Some recruit women by promising to turn them into models only to make them work at strip clubs and prostitution dens. Others smuggle children into the U.S. with the lure of an education or romance, then force them into the sex trade or to work as unpaid slaves.
The U.S. attorney’s office held a daylong summit Monday that focused on the growing human trafficking problem that spurred federal authorities to designate Atlanta as a focal point. It highlighted the tactics used by pimps and smugglers to help prosecutors, community activists and police officers root them out.
“It’s a distinction Atlanta no longer wants and no longer deserves,” Georgia Gov. Nathan Deal said. “We will not tolerate this kind of crime in our midst.”
Experts at the summit made clear that the criminal activity goes far beyond the human traffickers and pimps.
Hotel operators collect special “visitation fees” to look the other way. Taxi drivers took a cut of the business to shuttle prostitutes and clients often didn’t seem to care girls were underage or there against their will. Neighbors didn’t alert police to strange activity, and even some officers aren’t properly trained to detect the telltale signs of forced servitude.
The Georgia Bureau of Investigation has made cracking down on the abuse of children one of its top priorities, and the U.S. attorney’s office has several prosecutors focused on human traffickers.
They have more legal tools now, too. Once, prosecutors had to rely on federal racketeering and conspiracy charges to root out human traffickers, but lawmakers adopted a new law this year that’s among the nation’s strongest.
One of the most telling examples of Atlanta’s challenge is the case of Jimmie Lee Jones, an Atlanta man who would stalk women at video shoots and nightclubs and convince them to sign “casting contracts.” Then, prosecutors said, he would use violence, threats and intimidation to compel them to work as prostitutes. He’d often threaten to send videos of them dancing nude to parents and friends if they didn’t cooperate.

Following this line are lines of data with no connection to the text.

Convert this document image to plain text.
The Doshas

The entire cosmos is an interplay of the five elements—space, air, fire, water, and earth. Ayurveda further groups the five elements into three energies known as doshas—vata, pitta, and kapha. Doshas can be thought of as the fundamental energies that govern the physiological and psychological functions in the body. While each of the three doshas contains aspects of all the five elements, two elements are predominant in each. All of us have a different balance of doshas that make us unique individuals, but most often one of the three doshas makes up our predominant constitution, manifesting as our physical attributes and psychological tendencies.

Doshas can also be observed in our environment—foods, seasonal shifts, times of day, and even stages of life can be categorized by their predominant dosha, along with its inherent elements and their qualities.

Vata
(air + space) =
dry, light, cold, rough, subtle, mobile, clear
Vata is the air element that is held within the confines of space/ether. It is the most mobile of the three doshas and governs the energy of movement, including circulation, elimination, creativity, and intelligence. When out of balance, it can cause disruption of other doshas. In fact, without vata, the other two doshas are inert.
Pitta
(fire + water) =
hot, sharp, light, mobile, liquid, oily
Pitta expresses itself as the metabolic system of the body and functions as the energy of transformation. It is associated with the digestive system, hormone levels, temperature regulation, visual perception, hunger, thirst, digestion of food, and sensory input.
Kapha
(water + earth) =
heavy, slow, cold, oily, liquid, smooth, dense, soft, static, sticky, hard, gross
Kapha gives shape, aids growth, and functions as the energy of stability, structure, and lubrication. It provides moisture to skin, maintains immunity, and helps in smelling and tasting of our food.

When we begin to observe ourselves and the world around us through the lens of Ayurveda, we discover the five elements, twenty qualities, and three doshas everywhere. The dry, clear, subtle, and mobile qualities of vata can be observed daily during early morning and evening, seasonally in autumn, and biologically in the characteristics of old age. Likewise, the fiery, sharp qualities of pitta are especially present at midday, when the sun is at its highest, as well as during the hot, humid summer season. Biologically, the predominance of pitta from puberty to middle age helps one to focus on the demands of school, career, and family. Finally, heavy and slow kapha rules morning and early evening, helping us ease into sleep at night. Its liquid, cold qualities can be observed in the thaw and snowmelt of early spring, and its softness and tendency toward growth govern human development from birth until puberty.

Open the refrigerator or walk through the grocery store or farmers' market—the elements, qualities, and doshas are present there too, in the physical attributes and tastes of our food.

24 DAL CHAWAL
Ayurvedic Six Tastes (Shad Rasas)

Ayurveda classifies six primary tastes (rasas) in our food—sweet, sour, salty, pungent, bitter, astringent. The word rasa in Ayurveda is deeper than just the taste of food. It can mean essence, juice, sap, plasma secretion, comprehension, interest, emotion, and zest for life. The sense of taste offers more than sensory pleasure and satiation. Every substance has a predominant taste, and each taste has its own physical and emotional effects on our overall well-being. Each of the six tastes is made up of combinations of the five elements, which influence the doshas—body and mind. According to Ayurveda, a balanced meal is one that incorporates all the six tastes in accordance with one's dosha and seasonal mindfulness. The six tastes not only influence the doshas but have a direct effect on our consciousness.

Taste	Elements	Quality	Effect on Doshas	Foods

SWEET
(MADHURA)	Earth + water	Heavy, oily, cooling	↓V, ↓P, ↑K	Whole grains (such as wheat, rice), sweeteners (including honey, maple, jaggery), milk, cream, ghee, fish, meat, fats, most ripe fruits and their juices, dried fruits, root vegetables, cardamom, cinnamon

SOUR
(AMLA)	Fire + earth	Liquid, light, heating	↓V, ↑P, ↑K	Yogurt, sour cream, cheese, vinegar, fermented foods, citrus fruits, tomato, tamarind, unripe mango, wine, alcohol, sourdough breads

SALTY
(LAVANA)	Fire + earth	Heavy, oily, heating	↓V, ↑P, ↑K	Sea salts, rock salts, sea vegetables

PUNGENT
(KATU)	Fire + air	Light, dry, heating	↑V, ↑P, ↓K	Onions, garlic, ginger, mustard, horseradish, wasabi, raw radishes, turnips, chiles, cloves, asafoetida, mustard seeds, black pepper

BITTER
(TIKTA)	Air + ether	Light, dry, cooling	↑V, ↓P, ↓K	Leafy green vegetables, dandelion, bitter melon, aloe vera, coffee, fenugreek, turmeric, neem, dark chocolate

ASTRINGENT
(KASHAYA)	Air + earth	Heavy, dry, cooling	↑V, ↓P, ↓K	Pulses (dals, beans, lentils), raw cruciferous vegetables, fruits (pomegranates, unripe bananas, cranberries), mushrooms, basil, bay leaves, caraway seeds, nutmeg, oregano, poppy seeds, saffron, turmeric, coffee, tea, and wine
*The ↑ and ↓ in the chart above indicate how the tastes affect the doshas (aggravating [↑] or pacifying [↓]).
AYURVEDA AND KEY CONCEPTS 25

He pleaded guilty to sex trafficking charges in January 2008 and was sentenced to 15 years in prison.
Kay, a victim who only gave her first name, said she met Jones at a subway stop in downtown Atlanta and reluctantly agreed to go to dinner and a movie with him. Instead, she was taken to his condo, raped and held captive for three days, she said. When he finally let her go, he dropped her off at a bus stop with only $3 to get home to the suburbs.